5.7 Policies of Third Parties: This Policy only addresses the use and disclosure of Personal Data/Personal Information by HIGHTIDE. HIGHTIDE may provide links to outside websites or advertisements for third parties that have their own policies regarding data collection, use and disclosure. The terms of usage and other conditions of use posted on those websites, and not the policies and procedures described here, apply to those websites.
5.8 Children’s Privacy: HIGHTIDE is committed to protecting the privacy of children. This Site is not intended for, or designed to attract, children under the age of 13. HIGHTIDE does not knowingly collect any Personal Data/Personal Information of anyone under the age of 13, and no Personal Data/Personal Information should be submitted to HIGHTIDE through the website by visitors who are less than 13 years old. If it comes to HIGHTIDE’s attention that someone under the age of 13 has volunteered Personal Data/Personal Information, or that a healthcare professional has volunteered Personal Data/Personal Information about a patient who is younger than 13, without the given or authorized consent of the holder of parental responsibility over such child, HIGHTIDE will promptly, upon relevant notification or request, delete such Personal Data/Personal Information from its systems.

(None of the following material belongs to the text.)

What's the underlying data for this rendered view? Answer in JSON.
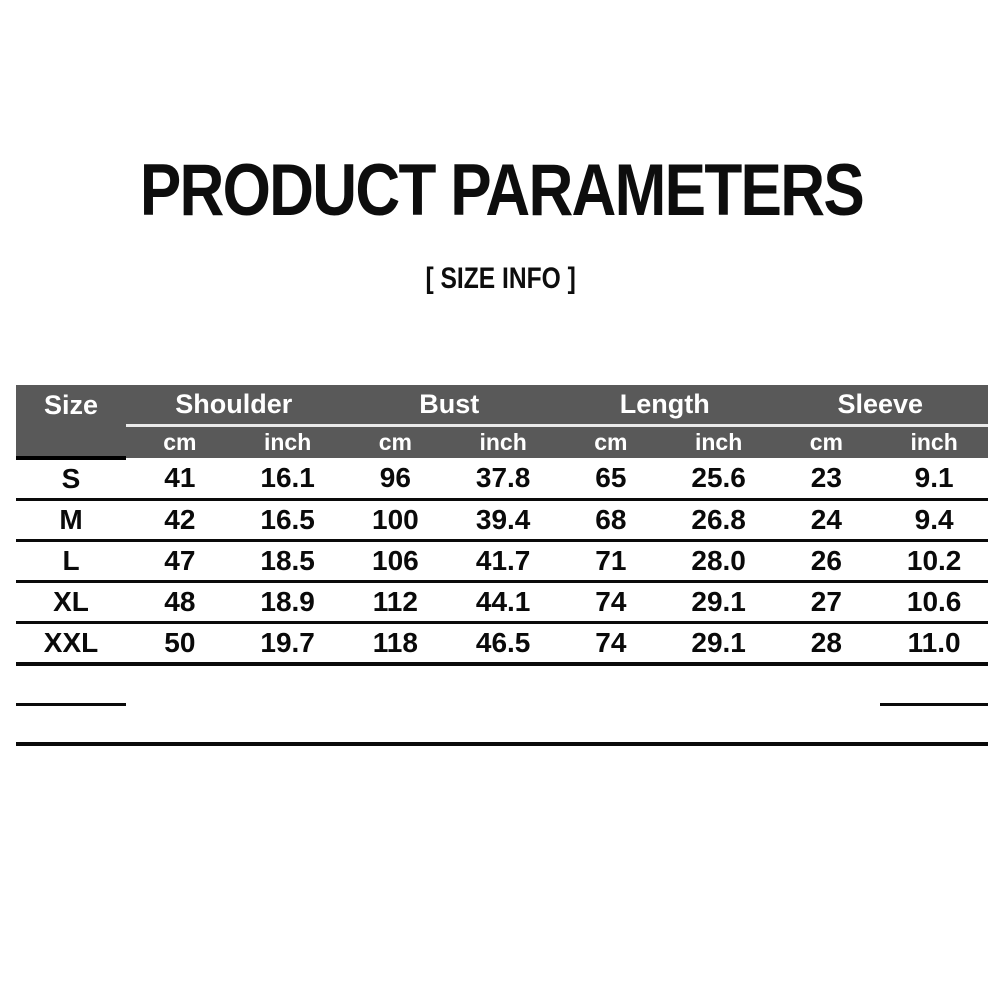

5.9 How to Contact HIGHTIDE: Please contact HIGHTIDE with any questions or comments about its privacy practices or this Policy by e-mail at info@hightidetx.com, or by regular mail: HighTide Therapeutics, Inc., ATTN: General Counsel.

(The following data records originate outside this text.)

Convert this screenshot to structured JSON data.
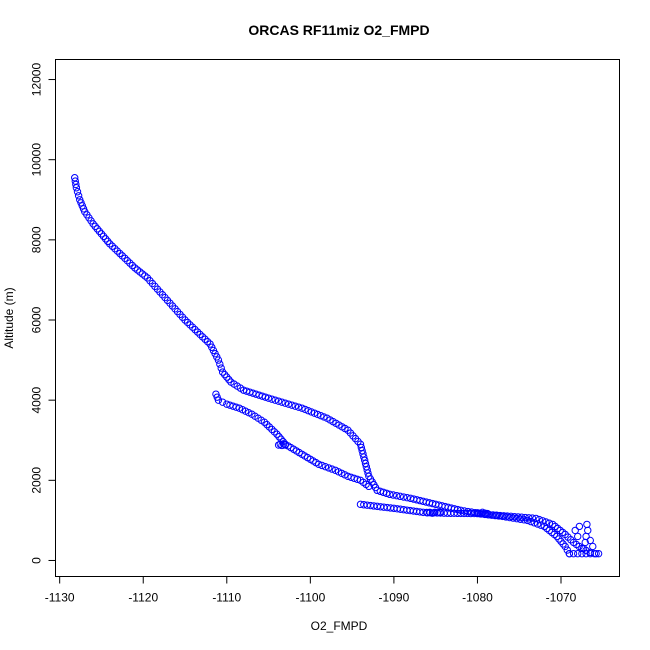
{
  "chart_data": {
    "type": "scatter",
    "title": "ORCAS RF11miz O2_FMPD",
    "xlabel": "O2_FMPD",
    "ylabel": "Altitude (m)",
    "xlim": [
      -1130.5,
      -1063
    ],
    "ylim": [
      -400,
      12500
    ],
    "xticks": [
      -1130,
      -1120,
      -1110,
      -1100,
      -1090,
      -1080,
      -1070
    ],
    "yticks": [
      0,
      2000,
      4000,
      6000,
      8000,
      10000,
      12000
    ],
    "grid": false,
    "marker": "open-circle",
    "color": "#0000ff",
    "series": [
      {
        "values": [
          [
            -1128.2,
            9550
          ],
          [
            -1128.0,
            9300
          ],
          [
            -1127.6,
            9000
          ],
          [
            -1127.0,
            8700
          ],
          [
            -1126.0,
            8400
          ],
          [
            -1125.0,
            8150
          ],
          [
            -1124.0,
            7900
          ],
          [
            -1122.5,
            7600
          ],
          [
            -1121.0,
            7300
          ],
          [
            -1119.5,
            7050
          ],
          [
            -1118.0,
            6700
          ],
          [
            -1116.5,
            6350
          ],
          [
            -1115.0,
            6000
          ],
          [
            -1113.5,
            5700
          ],
          [
            -1112.0,
            5400
          ],
          [
            -1111.0,
            5000
          ],
          [
            -1110.5,
            4700
          ],
          [
            -1109.5,
            4450
          ],
          [
            -1108.0,
            4250
          ],
          [
            -1105.0,
            4050
          ],
          [
            -1101.0,
            3800
          ],
          [
            -1098.0,
            3550
          ],
          [
            -1095.5,
            3250
          ],
          [
            -1094.0,
            2900
          ],
          [
            -1093.5,
            2500
          ],
          [
            -1093.0,
            2100
          ],
          [
            -1092.0,
            1750
          ],
          [
            -1090.5,
            1650
          ],
          [
            -1088.0,
            1550
          ],
          [
            -1085.0,
            1400
          ],
          [
            -1082.0,
            1250
          ],
          [
            -1079.0,
            1150
          ],
          [
            -1076.0,
            1100
          ],
          [
            -1073.0,
            1050
          ],
          [
            -1071.0,
            900
          ],
          [
            -1069.5,
            650
          ],
          [
            -1068.5,
            450
          ],
          [
            -1067.5,
            300
          ],
          [
            -1066.5,
            200
          ],
          [
            -1065.8,
            170
          ]
        ]
      },
      {
        "values": [
          [
            -1111.3,
            4150
          ],
          [
            -1111.0,
            4000
          ],
          [
            -1110.0,
            3900
          ],
          [
            -1108.5,
            3800
          ],
          [
            -1107.0,
            3650
          ],
          [
            -1105.5,
            3450
          ],
          [
            -1104.0,
            3150
          ],
          [
            -1103.0,
            2900
          ],
          [
            -1101.0,
            2650
          ],
          [
            -1099.0,
            2400
          ],
          [
            -1097.0,
            2250
          ],
          [
            -1095.5,
            2100
          ],
          [
            -1094.0,
            2000
          ],
          [
            -1093.0,
            1850
          ]
        ]
      },
      {
        "values": [
          [
            -1094.0,
            1400
          ],
          [
            -1090.0,
            1300
          ],
          [
            -1086.5,
            1200
          ],
          [
            -1084.0,
            1180
          ],
          [
            -1080.0,
            1170
          ],
          [
            -1077.0,
            1100
          ],
          [
            -1074.0,
            1000
          ],
          [
            -1072.0,
            850
          ],
          [
            -1070.5,
            600
          ],
          [
            -1069.5,
            350
          ],
          [
            -1069.0,
            170
          ]
        ]
      },
      {
        "values": [
          [
            -1103.8,
            2880
          ],
          [
            -1103.6,
            2900
          ],
          [
            -1103.4,
            2870
          ],
          [
            -1103.2,
            2910
          ],
          [
            -1103.0,
            2880
          ],
          [
            -1086.0,
            1190
          ],
          [
            -1085.7,
            1200
          ],
          [
            -1085.4,
            1180
          ],
          [
            -1085.1,
            1200
          ],
          [
            -1084.8,
            1190
          ],
          [
            -1084.5,
            1200
          ],
          [
            -1080.0,
            1190
          ],
          [
            -1079.7,
            1170
          ],
          [
            -1079.4,
            1200
          ],
          [
            -1079.1,
            1180
          ],
          [
            -1078.8,
            1170
          ],
          [
            -1069.0,
            170
          ],
          [
            -1068.5,
            170
          ],
          [
            -1068.0,
            170
          ],
          [
            -1067.5,
            170
          ],
          [
            -1067.0,
            170
          ],
          [
            -1066.5,
            170
          ],
          [
            -1066.0,
            170
          ],
          [
            -1065.5,
            170
          ],
          [
            -1067.3,
            300
          ],
          [
            -1067.1,
            450
          ],
          [
            -1067.0,
            600
          ],
          [
            -1066.8,
            750
          ],
          [
            -1066.9,
            900
          ],
          [
            -1067.8,
            850
          ],
          [
            -1068.3,
            750
          ],
          [
            -1068.0,
            600
          ],
          [
            -1066.5,
            500
          ],
          [
            -1066.2,
            350
          ]
        ]
      }
    ]
  }
}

In the US: 11140 Rockville Pike, Suite 100-551, Rockville, MD 20852-3149 USA
In the PRC: 9th to 10th Floor, Building D, Shenfang Park, Shenzhen-Hong Kong Science and Technology Innovation Cooperation Zone, Fubao Street, Futian District, Shenzhen, China
In Hong Kong, China: Unit 519, 5/F, 5W Science Park West Avenue, Science Park, NT
In Australia: Level 13, 2-26 Park Street, Sydney, NSW 2000, Australia
5.10 General Data Protection Regulation (GDPR) and the Data Protection Act of 2018 (UK GDPR): Citizens of the EU and UK are provided additional rights regarding the management of their Personal Data/Personal Information. These include without limitation:
- Right to request access to the Personal Data/Personal Information provided to HIGHTIDE
- Right to request deletion of Personal Data/Personal Information provided to HIGHTIDE
- Right to rectify inaccuracies
- Right to be informed of the Personal Data/Personal Information being collected, the reasons why it is being collected, who is collecting it, how long it will be retained, how it is shared and how to file a complaint
- Right to object to the processing of Personal Data/Personal Information
- Right to receive one’s Personal Data/Personal Information in a structured manner, in a standard format and
- Right to withdraw consent for processing of Personal Data/Personal Information
- These rights are to be exercised by EU and UK citizens free of charge unless the request is unfounded, excessive, or otherwise unreasonable, for instance, because it is needlessly duplicative. In some situations, HIGHTIDE may refuse to act or may impose limitations on these rights, as permitted by Applicable Law. Individuals making requests regarding the collection and/or use of their Personal Information will be required to provide Personal Information sufficient to verify their identity so that HIGHTIDE can appropriately respond to such inquiries.